It’s easy to no longer care about the 2017 Houston Texans. With key injury after key injury, this season’s team is going no where, with practice squad guys and guys off the street playing in prominent roles.
But Sunday’s 26-16 loss to the San Francisco 49ers proved that attention should still be paid, even to a team essentially running down the clock on a lost season. There were two moments that were concerning, and both had little to do with the actual game.
The most notable moment was how quarterback Tom Savage was handled after a scary head injury, during which his arms appeared to seize up. Somehow, the team’s doctor cleared Savage to re-enter the game after that before later deciding that Savage, indeed, had a concussion and removed him from the game (Savage also was, reportedly, trying to conceal that he was spitting up blood after the injury).
“The evaluators made the determination to put him back in the game, and then he went back in the game,” Texans head coach Bill O’Brien said. “He came out, and they evaluated him a little bit more, just because of what they saw, and that’s where it’s at. … That’s all I really know about it.”
Yes, Savage got the doctor’s clearance to re-enter the game, but common sense should have prevailed here, and Savage should have never been put back into harm’s way. I respect Savage’s toughness, but there’s being tough and there’s putting yourself at risk for real, major damage. Someone, anyone — a coach, a trainer, a fellow player — should have kept Savage from returning to the game.
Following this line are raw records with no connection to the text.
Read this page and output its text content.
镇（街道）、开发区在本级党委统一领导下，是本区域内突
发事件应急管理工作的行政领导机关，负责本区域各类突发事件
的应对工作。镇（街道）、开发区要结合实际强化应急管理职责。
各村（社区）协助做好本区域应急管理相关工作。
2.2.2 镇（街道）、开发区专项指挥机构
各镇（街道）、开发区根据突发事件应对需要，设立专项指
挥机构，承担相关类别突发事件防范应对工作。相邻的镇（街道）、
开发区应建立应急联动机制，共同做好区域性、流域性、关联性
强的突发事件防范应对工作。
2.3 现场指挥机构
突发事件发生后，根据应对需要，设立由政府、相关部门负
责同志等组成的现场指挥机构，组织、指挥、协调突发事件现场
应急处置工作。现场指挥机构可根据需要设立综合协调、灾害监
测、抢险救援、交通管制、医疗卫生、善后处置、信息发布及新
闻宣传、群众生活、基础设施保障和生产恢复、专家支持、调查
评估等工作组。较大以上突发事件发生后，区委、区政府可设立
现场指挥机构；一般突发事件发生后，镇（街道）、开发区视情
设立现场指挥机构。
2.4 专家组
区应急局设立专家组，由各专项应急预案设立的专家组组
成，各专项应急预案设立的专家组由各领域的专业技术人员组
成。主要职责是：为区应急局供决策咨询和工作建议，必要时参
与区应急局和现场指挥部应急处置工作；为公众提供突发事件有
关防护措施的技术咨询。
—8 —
“He doesn’t want to come out of the game, but, again, that’s in the medical people’s hands,” O’Brien said. “They try to make the best decision for the player.”
Another irksome sight occurred before the game when linebacker Brian Cushing was welcomed back with open arms — the same Cushing who had to serve a 10-game suspension after testing positive for a banned substance for the second time in his career. Despite this, Cushing was announced as one of the team’s captains.
I get it. Cushing is one of the longest-tenured players on the Texans roster and a leader of the defense. But he also put something in his body that caused him to be away from the team for 10 games. One would think Cushing would have to forfeit his team captaincy after doing that.
The Texans’ mishandling of these two very different situations reveals a bit about the current administration’s culture of accountability (or lack thereof), and it’s a bad look on both accounts. And that’s a reason to still be paying attention.